Overcoming Slumps in Life and Trading

You know, there are those periods in life where nothing is clicking. Even the fortune cookies at the local takeout mock you. One trade after another goes south. Why bother?

We all get to that point: the same statistical laws that ensure occasional strings of losing trades also guarantee runs of negative life events. And that doesn't start to factor in the various ways in which we can contribute to those runs through the self-amplification of negative thinking.

So many slumps begin as ordinary runs of misfortune. Once they get inside our heads and affect our next actions, they become slumps.

A key skill is recognizing when strings of losing trades or life events represent mere bad luck and when they reflect deeper problems that need to be addressed. Anyone can have one bad relationship, two, some point the common denominator in the misery becomes oneself.
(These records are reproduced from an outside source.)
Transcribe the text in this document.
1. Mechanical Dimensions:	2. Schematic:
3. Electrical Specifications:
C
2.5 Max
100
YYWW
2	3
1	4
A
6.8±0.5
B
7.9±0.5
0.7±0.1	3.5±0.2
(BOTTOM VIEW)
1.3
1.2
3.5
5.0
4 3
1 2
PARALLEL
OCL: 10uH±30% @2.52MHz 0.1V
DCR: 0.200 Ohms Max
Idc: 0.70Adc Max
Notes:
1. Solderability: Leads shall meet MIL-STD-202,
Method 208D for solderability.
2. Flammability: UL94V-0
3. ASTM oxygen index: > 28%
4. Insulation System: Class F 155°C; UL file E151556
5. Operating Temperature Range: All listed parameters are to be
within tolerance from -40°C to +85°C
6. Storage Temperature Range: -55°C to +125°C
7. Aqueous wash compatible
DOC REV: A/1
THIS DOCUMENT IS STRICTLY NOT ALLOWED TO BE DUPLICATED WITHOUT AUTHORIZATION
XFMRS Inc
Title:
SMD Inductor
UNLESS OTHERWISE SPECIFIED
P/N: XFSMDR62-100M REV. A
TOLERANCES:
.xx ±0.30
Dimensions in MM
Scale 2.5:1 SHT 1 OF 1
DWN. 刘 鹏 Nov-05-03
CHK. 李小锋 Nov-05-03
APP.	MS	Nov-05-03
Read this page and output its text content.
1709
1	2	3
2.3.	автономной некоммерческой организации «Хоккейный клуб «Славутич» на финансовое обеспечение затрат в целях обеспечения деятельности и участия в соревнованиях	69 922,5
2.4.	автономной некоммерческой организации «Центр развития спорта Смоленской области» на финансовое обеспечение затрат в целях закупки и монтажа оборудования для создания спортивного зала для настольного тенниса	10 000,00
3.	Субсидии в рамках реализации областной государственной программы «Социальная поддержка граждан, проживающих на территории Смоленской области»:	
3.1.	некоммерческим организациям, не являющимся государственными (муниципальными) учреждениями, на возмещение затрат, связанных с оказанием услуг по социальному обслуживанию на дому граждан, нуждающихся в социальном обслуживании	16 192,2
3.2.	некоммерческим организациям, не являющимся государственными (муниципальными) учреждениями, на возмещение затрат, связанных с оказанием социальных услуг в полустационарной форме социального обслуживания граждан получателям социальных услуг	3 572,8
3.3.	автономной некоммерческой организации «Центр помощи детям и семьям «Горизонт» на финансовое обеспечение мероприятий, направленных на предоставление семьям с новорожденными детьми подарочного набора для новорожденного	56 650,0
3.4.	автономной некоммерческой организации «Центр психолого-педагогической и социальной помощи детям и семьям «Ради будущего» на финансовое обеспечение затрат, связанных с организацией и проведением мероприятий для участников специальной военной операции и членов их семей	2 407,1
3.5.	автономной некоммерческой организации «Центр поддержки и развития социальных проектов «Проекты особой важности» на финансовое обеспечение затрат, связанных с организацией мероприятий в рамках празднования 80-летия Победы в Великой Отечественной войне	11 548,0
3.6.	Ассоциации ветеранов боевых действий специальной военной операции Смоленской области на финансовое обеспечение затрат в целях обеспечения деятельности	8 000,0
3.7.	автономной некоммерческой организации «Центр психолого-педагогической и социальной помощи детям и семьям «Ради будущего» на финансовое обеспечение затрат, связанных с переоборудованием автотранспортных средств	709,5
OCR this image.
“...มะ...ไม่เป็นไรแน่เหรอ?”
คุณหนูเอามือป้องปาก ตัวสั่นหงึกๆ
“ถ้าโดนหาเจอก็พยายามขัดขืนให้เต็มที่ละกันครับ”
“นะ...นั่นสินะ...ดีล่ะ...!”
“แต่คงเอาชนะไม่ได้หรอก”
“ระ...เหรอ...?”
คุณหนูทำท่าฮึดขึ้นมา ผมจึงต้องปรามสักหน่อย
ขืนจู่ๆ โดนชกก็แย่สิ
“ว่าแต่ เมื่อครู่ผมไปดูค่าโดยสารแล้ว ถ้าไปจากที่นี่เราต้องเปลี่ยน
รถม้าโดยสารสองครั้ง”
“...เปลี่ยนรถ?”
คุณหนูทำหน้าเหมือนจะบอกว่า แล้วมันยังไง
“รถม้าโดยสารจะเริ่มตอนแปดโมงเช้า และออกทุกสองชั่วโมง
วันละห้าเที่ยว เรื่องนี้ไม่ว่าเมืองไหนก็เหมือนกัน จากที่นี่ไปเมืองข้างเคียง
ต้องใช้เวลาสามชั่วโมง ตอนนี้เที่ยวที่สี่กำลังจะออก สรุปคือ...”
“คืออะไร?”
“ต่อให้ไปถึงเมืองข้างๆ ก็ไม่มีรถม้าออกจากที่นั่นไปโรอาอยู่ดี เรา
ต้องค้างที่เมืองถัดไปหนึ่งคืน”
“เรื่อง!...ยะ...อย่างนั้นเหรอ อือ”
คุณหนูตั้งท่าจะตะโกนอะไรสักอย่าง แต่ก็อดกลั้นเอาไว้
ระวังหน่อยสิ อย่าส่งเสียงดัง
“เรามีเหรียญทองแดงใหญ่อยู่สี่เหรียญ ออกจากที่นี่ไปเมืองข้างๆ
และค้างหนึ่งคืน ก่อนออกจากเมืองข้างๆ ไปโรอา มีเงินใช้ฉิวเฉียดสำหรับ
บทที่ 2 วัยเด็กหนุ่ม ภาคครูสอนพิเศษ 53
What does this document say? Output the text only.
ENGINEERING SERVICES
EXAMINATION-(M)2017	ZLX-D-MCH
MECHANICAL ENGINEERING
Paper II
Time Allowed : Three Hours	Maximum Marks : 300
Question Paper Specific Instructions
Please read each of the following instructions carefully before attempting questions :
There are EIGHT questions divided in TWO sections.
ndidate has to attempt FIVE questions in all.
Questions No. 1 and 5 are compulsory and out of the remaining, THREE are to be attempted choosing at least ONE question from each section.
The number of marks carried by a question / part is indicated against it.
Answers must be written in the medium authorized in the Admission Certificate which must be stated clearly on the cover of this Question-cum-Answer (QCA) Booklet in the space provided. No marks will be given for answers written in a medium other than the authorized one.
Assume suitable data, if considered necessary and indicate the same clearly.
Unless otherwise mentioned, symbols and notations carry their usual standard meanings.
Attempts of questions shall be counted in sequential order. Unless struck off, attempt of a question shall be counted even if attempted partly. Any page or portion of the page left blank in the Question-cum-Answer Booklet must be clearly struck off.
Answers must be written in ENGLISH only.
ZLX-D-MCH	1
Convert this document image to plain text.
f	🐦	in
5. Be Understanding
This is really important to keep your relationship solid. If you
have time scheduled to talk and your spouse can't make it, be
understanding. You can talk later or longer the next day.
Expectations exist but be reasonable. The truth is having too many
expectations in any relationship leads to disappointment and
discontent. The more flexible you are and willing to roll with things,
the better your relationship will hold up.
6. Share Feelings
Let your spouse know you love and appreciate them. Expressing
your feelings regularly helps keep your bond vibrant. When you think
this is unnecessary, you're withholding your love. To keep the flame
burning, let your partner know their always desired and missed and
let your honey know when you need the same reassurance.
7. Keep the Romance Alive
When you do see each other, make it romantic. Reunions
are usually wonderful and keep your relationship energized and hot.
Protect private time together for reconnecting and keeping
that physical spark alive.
Similarly, a losing week at trading, a second, a third...all can fall within normal expectations. At some point, however, the pattern diverges so much with expectations that changes need to be made.

Too often, however, traders will become impatient with even normal periods of flat performance and modest drawdown and begin tinkering with their methods. They abandon what they do best in search of answers outside themselves. They don't realize that trading, like life, rarely offers a smooth, upward curve of successful outcomes. There are long, flat periods at times, and there are periods of setback.

It is often worth learning from periods of underperformance and tweaking what one is doing. That is different from abandoning core strengths. Always, always identify what you do best and what works for you. Then build on that, make it more consistent. The way out of a slump can often be found in those things that you are doing that are not in decline.